Terra Industries Inc. today announced that it plans to return an aggregate of approximately $750 million in cash to shareholders through a special cash dividend of $7.50 per share, expected to be declared and paid in the fourth quarter of 2009.



Terra also announced that Terra Capital, Inc. is commencing a tender offer and consent solicitation to purchase any and all outstanding 7.00% Senior Notes due 2017 of the Company (the "2017 Notes") for cash at a price equal to 104.5% of par, including a consent fee. In addition, Terra plans to raise up to $600 million of capital through a debt financing.

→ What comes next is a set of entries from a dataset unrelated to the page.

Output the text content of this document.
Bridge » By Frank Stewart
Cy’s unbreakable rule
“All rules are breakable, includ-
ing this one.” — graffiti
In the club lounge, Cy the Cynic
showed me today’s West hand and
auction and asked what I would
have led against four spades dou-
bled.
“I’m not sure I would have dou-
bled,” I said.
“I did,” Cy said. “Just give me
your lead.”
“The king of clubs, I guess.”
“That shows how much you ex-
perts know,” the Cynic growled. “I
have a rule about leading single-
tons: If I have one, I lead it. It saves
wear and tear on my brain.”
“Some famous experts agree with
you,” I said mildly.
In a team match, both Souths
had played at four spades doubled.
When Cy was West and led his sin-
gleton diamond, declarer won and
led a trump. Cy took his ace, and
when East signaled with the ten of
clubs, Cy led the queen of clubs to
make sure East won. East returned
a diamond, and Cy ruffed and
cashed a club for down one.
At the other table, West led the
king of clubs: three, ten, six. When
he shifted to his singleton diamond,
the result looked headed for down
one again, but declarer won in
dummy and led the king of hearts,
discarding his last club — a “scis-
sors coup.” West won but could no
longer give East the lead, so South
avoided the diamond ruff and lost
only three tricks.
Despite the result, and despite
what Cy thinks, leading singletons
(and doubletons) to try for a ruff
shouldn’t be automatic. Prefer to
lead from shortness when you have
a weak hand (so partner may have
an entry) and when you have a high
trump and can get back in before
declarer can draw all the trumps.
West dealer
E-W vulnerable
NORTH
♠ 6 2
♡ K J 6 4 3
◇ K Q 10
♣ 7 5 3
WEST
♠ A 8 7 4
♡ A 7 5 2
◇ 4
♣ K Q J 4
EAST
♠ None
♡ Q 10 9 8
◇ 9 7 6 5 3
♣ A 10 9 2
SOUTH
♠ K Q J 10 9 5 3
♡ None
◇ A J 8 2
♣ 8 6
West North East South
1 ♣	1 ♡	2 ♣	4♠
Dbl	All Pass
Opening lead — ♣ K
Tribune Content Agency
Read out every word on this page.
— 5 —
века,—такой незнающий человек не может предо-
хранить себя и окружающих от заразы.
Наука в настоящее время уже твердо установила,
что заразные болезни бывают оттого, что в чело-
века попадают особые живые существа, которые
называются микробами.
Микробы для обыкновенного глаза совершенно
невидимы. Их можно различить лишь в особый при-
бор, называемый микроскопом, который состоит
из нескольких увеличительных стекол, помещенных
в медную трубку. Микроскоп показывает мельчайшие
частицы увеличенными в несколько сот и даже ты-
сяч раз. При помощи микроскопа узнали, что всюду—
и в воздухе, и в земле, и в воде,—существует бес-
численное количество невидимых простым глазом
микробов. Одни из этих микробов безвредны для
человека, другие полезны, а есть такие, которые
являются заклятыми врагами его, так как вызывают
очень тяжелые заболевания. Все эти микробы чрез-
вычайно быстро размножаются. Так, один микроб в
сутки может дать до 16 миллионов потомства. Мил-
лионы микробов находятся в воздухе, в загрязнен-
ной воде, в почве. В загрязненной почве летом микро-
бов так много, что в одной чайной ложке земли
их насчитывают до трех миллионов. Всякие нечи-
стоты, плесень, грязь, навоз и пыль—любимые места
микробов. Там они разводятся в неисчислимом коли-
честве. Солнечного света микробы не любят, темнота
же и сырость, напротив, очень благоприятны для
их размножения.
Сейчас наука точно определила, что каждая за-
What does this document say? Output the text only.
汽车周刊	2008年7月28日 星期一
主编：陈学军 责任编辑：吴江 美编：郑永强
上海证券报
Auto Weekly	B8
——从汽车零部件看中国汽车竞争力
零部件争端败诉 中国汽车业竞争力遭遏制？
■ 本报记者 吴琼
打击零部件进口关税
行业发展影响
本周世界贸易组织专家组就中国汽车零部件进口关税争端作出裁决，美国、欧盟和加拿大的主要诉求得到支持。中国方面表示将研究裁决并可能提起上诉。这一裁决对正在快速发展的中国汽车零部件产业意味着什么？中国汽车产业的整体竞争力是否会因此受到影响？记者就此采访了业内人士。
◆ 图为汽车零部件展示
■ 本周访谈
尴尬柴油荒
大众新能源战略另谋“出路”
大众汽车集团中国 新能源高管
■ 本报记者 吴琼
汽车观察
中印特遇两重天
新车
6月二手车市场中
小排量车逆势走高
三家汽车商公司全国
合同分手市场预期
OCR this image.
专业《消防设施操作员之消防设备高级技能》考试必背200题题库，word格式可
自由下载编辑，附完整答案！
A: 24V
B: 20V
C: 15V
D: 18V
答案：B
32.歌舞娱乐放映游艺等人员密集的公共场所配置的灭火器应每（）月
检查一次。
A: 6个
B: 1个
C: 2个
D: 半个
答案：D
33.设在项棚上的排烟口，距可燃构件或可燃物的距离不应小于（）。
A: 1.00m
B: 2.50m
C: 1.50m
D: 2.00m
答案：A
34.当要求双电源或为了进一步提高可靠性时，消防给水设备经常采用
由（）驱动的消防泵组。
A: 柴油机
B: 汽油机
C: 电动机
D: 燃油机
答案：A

"Terra's Board is focused on delivering value to our shareholders, and the special dividend offers shareholders significant additional value for their investment in Terra," said Terra President and CEO Michael Bennett. "The stabilization in financial markets allows us to recalibrate our balance sheet while positioning Terra to continue to take advantage of opportunities to acquire assets that complement our business strategies."



After giving effect to the tender offer and special dividend, and assuming a debt financing of $600 million, Terra would have approximately $500 million of cash, net of prepayments.



Declaration and payment of the special dividend will be subject to the successful completion of the tender offer and debt financing, as well as obtaining the requisite consent of lenders under Terra Capital, Inc.'s existing credit facility. Completion of the tender offer and consummation of the debt financing will also be subject to obtaining such lender consent.



The tender offer also is subject to other customary conditions, including a minimum tender condition of a majority in principal amount of the 2017 Notes, as described in the offer to purchase and the related materials that will be distributed to holders of the 2017 Notes.



None of Terra, its Board of Directors, the dealer manager or the information agent is making any recommendation to Terra noteholders as to whether to tender or refrain from tendering their 2017 Notes. The dealer manager for the tender offer is Credit Suisse Securities (USA) LLC. The information agent for the tender offer is MacKenzie Partners, Inc. and the depositary for the tender offer is U.S. Bank National Association.



This announcement is for informational purposes only and does not constitute the commencement of any offer, an offer to purchase, or a solicitation of an offer to sell the 2017 Notes. The solicitation of offers to buy the 2017 Notes will only be made pursuant to the offer to purchase, to be issued in connection with the launch of the tender offer (as such offer to purchase may be amended or supplemented), the related letter of transmittal and other related documents that Terra is sending to its noteholders. The tender offer materials contain important information that should be read carefully before any decision is made with respect to the tender offer. Those materials will be distributed by Terra to its noteholders at no expense to them.



The contemplated debt financing will not be registered under the Securities Act of 1933 (the "Securities Act") or any state securities laws and, unless so registered, may not be offered or sold in the United States except pursuant to an applicable exemption from the registration requirements of the Securities Act and applicable state securities laws.